No ano passado, Saramago publicou "Todos os Nomes", que conta a história do escriturário José, funcionário da Conservatória Geral do Registro Civil, e de como sua inusitada mania --colecionar recortes sobre pessoas famosas-- acaba por modificar sua vida.

Paralelamente a sua produção romanesca, Saramago tem, nos últimos anos, elaborado um diário --editado anualmente com o título de "Cadernos de Lanzarote". No momento, trabalha em um romance que deverá se chamar "A Caverna". Já há algum tempo adia o projeto do "Livro das Tentações", uma autobiografia que irá somente até seus 14 anos.

Oito datas

1922 Nasce na cidade de Azinhaga, na província de Ribatejo (Portugal)

1939 Termina o curso de serralheiro mecânico

1947 Publica "Terra do Pecado", seu primeiro livro

1966 Após quase 20 anos sem publicar, lança "Os Poemas Possíveis" (Editorial Caminho)
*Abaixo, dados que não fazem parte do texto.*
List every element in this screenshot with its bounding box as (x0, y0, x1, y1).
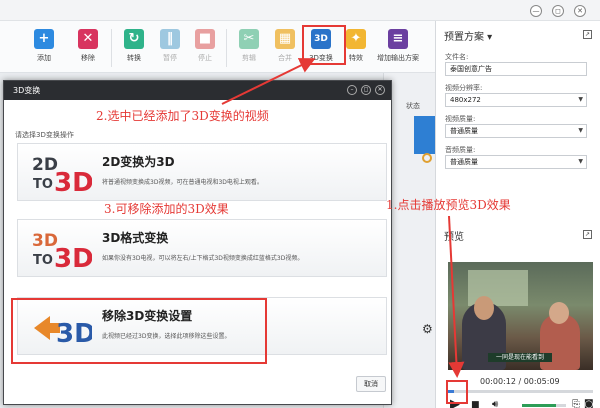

1975 Entre 11 de março e 25 de novembro, é diretor-adjunto do jornal "Diário de Notícias". Demitido, resolve se dedicar apenas à literatura

1991 Após o governo português negar a inscrição de "O Evangelho Segundo Jesus Cristo" no Prêmio Europeu de Literatura, se auto-exila na ilha de Lanzarote (Espanha)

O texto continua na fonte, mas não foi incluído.